[Python-Dev] Re: new bytecode results

Damien Morton newsgroups1@bitfurnace.com
Thu, 27 Feb 2003 17:22:45 -0500


"M.-A. Lemburg" <mal@lemburg.com> wrote
> Damien Morton wrote:
> > Conclusions:
> >
> > While reducing the size of compiled bytecodes by about 1%, the proposed
> > modifications at best increase performance by 2%, and at worst reduce
> > performance by 3%.
> >
> > Enabling all of the proposed opcodes results in a 1% performance loss.
> >
> > In general, it would seem that adding opcodes in bulk, even if many
opcodes
> > switch to the same labels, results in a minor performance loss.
>
> The general problem with the ceval switch statement is that it
> is too big. Adding new opcodes will only make it bigger, so I doubt
> that much can be gained in general by trying to come up with new
> do-everything-in-one-opcode cases.

Each of the LOAD_FAST_N, LOAD_CONST_N, etc opcodes I added contributed only
1 line of code to the inner loop.

LOAD_FAST_0:
   ...
LOAD_FAST_15:
    oparg = opcode - LOAD_FAST_0
LOAD_FAST:
    <body of load_fast>
    break

It is the growth of the switch jumptable that I suspect caused the slowdown.

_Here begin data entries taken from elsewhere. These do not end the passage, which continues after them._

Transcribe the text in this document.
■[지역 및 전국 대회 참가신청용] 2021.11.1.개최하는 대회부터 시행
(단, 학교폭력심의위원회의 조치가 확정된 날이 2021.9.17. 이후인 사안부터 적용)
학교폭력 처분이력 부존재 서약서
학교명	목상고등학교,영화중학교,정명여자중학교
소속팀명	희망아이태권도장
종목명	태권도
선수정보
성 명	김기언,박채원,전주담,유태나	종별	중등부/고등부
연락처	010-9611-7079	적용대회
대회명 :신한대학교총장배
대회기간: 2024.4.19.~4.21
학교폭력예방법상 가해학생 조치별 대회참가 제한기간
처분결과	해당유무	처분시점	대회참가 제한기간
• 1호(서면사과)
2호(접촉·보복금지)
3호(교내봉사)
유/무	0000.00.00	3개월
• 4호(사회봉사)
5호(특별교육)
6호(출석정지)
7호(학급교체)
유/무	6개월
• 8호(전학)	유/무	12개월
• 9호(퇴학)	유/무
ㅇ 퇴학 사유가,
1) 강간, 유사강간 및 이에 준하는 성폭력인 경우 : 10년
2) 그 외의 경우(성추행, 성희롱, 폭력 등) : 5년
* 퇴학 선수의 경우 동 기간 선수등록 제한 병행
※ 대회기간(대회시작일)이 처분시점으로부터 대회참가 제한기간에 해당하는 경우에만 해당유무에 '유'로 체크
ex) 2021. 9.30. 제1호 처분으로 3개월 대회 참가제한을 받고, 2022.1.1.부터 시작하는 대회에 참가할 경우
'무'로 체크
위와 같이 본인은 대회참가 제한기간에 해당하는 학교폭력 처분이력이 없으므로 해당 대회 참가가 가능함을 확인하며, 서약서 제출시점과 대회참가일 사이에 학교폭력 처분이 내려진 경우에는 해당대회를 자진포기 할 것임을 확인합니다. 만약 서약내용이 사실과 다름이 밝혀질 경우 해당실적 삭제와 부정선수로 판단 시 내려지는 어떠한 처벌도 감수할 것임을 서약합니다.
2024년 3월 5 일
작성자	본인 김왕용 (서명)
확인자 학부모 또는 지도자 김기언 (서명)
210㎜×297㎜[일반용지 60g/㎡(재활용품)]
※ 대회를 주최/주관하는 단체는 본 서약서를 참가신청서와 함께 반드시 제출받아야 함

Im told that, under MSVC, the switch is implemented as two tables - the
first a table of bytes, and the second a table of addresses.

If thats the case, adding non-code-bearing opcodes that direct to the same
label should only increase the switch jumptables by 1 byte for each opcode
added. If not, then the switch jumptables would increase in size by 4 bytes
or each opcode added.

Either way, there doesnt seem to be any advantage in this approach.